The bodies of the few Parsis who have succumbed to Covid-19 have been cremated, as vultures have virtually disappeared from Mumbai.
Ashok Kumar | Clarion India
MUMBAI – The virtual disappearance of carrion birds such as vultures from most parts of India has over the years impacted the disposal of the bodies of traditional Parsis, many of which are kept for long at ‘Dakhmas’ (Towers of Silence) for final decomposition.
The onset of Covid-19 has added to the complexities. There is confusion as to whether the body of a Covid-19 victim can be removed from the bags and rituals performed while disposing it. The Maharashtra government’s guidelines note that the bodies of such victims can only be cremated or buried.
A trustee of the Bombay Parsi Punchayet (BPP) recently said that community leaders have decided that bodies of all Covid-19 victims – less than a dozen Parsis have succumbed to it so far – would be cremated and not taken to the Dakhma at Malabar Hill in Mumbai.
A Parsi priest has also suggested that the BPP should discuss the matter with the officials, urging them to allow bodies to be disposed the traditional way at ‘Dakhmas’.
Some traditional Parsis point out that ‘Dakhmas’ were in use even during the disastrous plague in the late 19th century when nearly a thousand of the community members died in the two phases. Their bodies were disposed at the ‘Dakhmas.’
In the past, the Tower of Silence in Malabar Hill used to attract a lot of vultures. Millions of these birds were found across India, but the Diclofenac (an anti-inflammatory drug given to livestock, and which was later banned) saw the virtual decimation of white-rumped vultures in the country. In a 10-year span (1993 to 2002), 99.7 per cent of the birds were killed.

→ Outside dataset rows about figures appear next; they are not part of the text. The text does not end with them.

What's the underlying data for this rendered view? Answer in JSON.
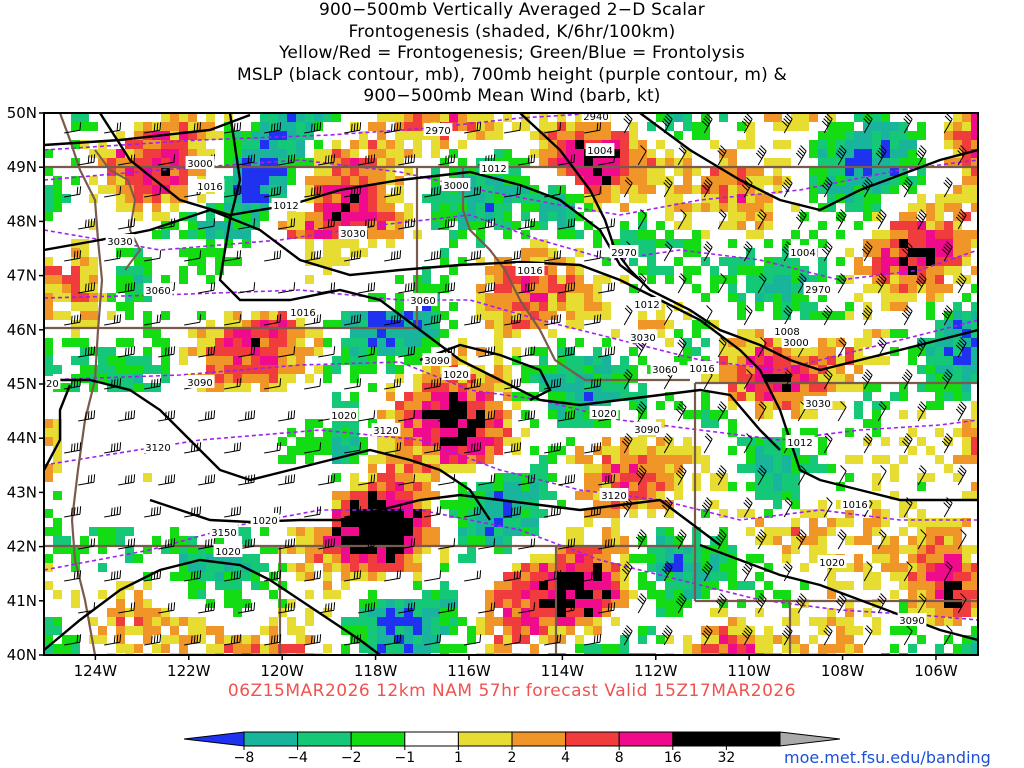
{
  "title_lines": [
    "900−500mb Vertically Averaged 2−D Scalar",
    "Frontogenesis (shaded, K/6hr/100km)",
    "Yellow/Red = Frontogenesis;  Green/Blue = Frontolysis",
    "MSLP (black contour, mb), 700mb height (purple contour, m) &",
    "900−500mb Mean Wind (barb, kt)"
  ],
  "lat_labels": [
    "50N",
    "49N",
    "48N",
    "47N",
    "46N",
    "45N",
    "44N",
    "43N",
    "42N",
    "41N",
    "40N"
  ],
  "lon_labels": [
    "124W",
    "122W",
    "120W",
    "118W",
    "116W",
    "114W",
    "112W",
    "110W",
    "108W",
    "106W"
  ],
  "footer": "06Z15MAR2026 12km NAM 57hr forecast Valid 15Z17MAR2026",
  "credit": "moe.met.fsu.edu/banding",
  "colorbar": {
    "ticks": [
      "−8",
      "−4",
      "−2",
      "−1",
      "1",
      "2",
      "4",
      "8",
      "16",
      "32"
    ],
    "colors": [
      "#1e32f0",
      "#19b49c",
      "#14c878",
      "#14dc14",
      "#ffffff",
      "#e6dc32",
      "#f09628",
      "#f03c3c",
      "#f00a8c",
      "#000000",
      "#aaaaaa"
    ]
  },
  "mslp_labels": [
    "1004",
    "1008",
    "1012",
    "1016",
    "1020"
  ],
  "height_labels": [
    "2940",
    "2970",
    "3000",
    "3030",
    "3060",
    "3090",
    "3120",
    "3150"
  ],
  "contour_labels": [
    {
      "t": "2970"
    },
    {
      "t": "2940"
    },
    {
      "t": "3000"
    },
    {
      "t": "1012"
    },
    {
      "t": "3000"
    },
    {
      "t": "1004"
    },
    {
      "t": "1016"
    },
    {
      "t": "1012"
    },
    {
      "t": "3030"
    },
    {
      "t": "3030"
    },
    {
      "t": "2970"
    },
    {
      "t": "1016"
    },
    {
      "t": "1004"
    },
    {
      "t": "3060"
    },
    {
      "t": "2970"
    },
    {
      "t": "3060"
    },
    {
      "t": "1016"
    },
    {
      "t": "1012"
    },
    {
      "t": "1008"
    },
    {
      "t": "3030"
    },
    {
      "t": "3000"
    },
    {
      "t": "3090"
    },
    {
      "t": "1020"
    },
    {
      "t": "3060"
    },
    {
      "t": "1016"
    },
    {
      "t": "1020"
    },
    {
      "t": "3090"
    },
    {
      "t": "1020"
    },
    {
      "t": "3120"
    },
    {
      "t": "1020"
    },
    {
      "t": "3030"
    },
    {
      "t": "3090"
    },
    {
      "t": "3120"
    },
    {
      "t": "1012"
    },
    {
      "t": "3120"
    },
    {
      "t": "1016"
    },
    {
      "t": "3150"
    },
    {
      "t": "1020"
    },
    {
      "t": "1020"
    },
    {
      "t": "1020"
    },
    {
      "t": "3090"
    }
  ]
}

Saurabh Sheth, a key member of the Society of Eco-Endangered Species Conservation & Protection (SEESCAP), based in Mahad, in Mumbai’s neighbouring district of Raigad, told Clarion India on Friday that the recent Cyclone Nisarga had also impacted the vulture nests along the Konkan coast, especially near Mahad and Shrivardhan.
“There were more than 200 vultures in our area, the only part in this region where the birds are still there,” he said. “We were naturally concerned about the damage the cyclone could cause. We have so far counted 125 vultures and feel that the others might have gone up the mountains and will hopefully come back.”
Way back in the mid-1990s, Raigad district was home to more than 2,000 vultures. By 2002, their numbers had come down to just around 20 white-backed vultures and less than 10 long-billed ones.
Many Parsis across the sea hope that the birds increase their numbers and return to the city and the Tower of Silence in Malabar Hill sometime in the future.